“What did it mean for me to join Phi Beta Kappa? At the time, I remember looking at my fellow inductees and thinking how I knew each classmate and how we had all worked hard in our classes but also fully participated in the Whitman life—volunteering, organizing, and serving. Looking back, I realize that the liberal arts experience shaped how I approach life: constantly curious, passionate, and driven.”
— Dorothy Metcalf-Lindenburger
A former NASA astronaut and high school science teacher, Dorothy “Dottie” Metcalf-Lindenburger is an environmental geologist and consultant for Geosyntec. She earned her bachelor’s degree in geology at Whitman College where she graduated cum laude and Phi Beta Kappa in 1997. Metcalf-Lindenburger taught high school science before joining NASA and the Astronaut Corps in 2004.
In 2010, Metcalf-Lindenburger flew on mission STS-131 aboard the space shuttle Discovery to resupply the International Space Station. Logging 362 hours in space, she served as the flight engineer, an intra-vehicular activity crewmember for three spacewalks, and a shuttle robotic arm operator.
She also commanded a NASA Extreme Environment Mission Operation in the Aquarius Reef Habitat off the Florida coast in 2012. During this 12-day underwater mission, she simulated spacewalks at a near-Earth asteroid; operated under a 100-second, one-way communication delay; and conducted educational and public appearances.

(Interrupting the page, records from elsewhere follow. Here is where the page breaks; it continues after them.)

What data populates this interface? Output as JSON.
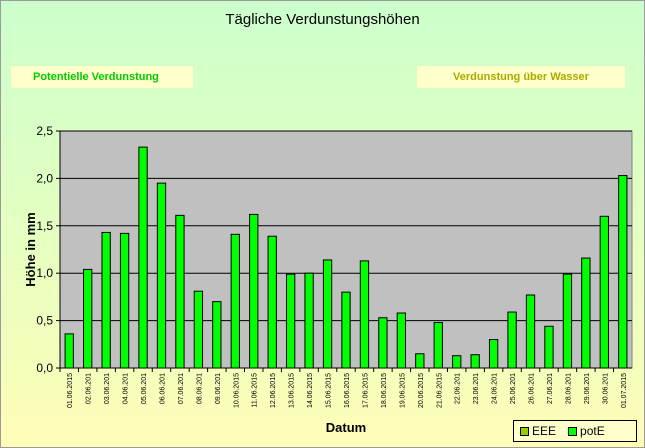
{
  "title": "Tägliche Verdunstungshöhen",
  "buttons": {
    "pot_label": "Potentielle Verdunstung",
    "wasser_label": "Verdunstung über Wasser"
  },
  "colors": {
    "bar": "#00ff00",
    "plot_bg": "#c0c0c0",
    "eee": "#99cc00",
    "pote": "#00ff00"
  },
  "legend": {
    "eee_label": "EEE",
    "pote_label": "potE"
  },
  "chart_data": {
    "type": "bar",
    "title": "Tägliche Verdunstungshöhen",
    "xlabel": "Datum",
    "ylabel": "Höhe in mm",
    "ylim": [
      0,
      2.5
    ],
    "yticks": [
      "0,0",
      "0,5",
      "1,0",
      "1,5",
      "2,0",
      "2,5"
    ],
    "grid": true,
    "legend_position": "bottom-right",
    "categories": [
      "01.06.2015",
      "02.06.201",
      "03.06.201",
      "04.06.201",
      "05.06.201",
      "06.06.201",
      "07.06.201",
      "08.06.201",
      "09.06.201",
      "10.06.2015",
      "11.06.2015",
      "12.06.2015",
      "13.06.2015",
      "14.06.2015",
      "15.06.2015",
      "16.06.2015",
      "17.06.2015",
      "18.06.2015",
      "19.06.2015",
      "20.06.2015",
      "21.06.2015",
      "22.06.201",
      "23.06.201",
      "24.06.201",
      "25.06.201",
      "26.06.201",
      "27.06.201",
      "28.06.201",
      "29.06.201",
      "30.06.201",
      "01.07.2015"
    ],
    "series": [
      {
        "name": "potE",
        "values": [
          0.36,
          1.04,
          1.43,
          1.42,
          2.33,
          1.95,
          1.61,
          0.81,
          0.7,
          1.41,
          1.62,
          1.39,
          0.99,
          1.0,
          1.14,
          0.8,
          1.13,
          0.53,
          0.58,
          0.15,
          0.48,
          0.13,
          0.14,
          0.3,
          0.59,
          0.77,
          0.44,
          0.99,
          1.16,
          1.6,
          2.03
        ]
      }
    ]
  }
}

Metcalf-Lindenburger retired from the Astronaut Corps in 2014 and went on to complete her master’s degree in geology at the University of Washington. As an environmental geologist, she works to solve problems for remediating soil and groundwater. She also speaks to various audiences about her experiences as an astronaut and to promote STEM and STEAM education.
Photo above: Dorothy Metcalf-Lindenburger at the window of the Japanese Experiment Module on the International Space Station.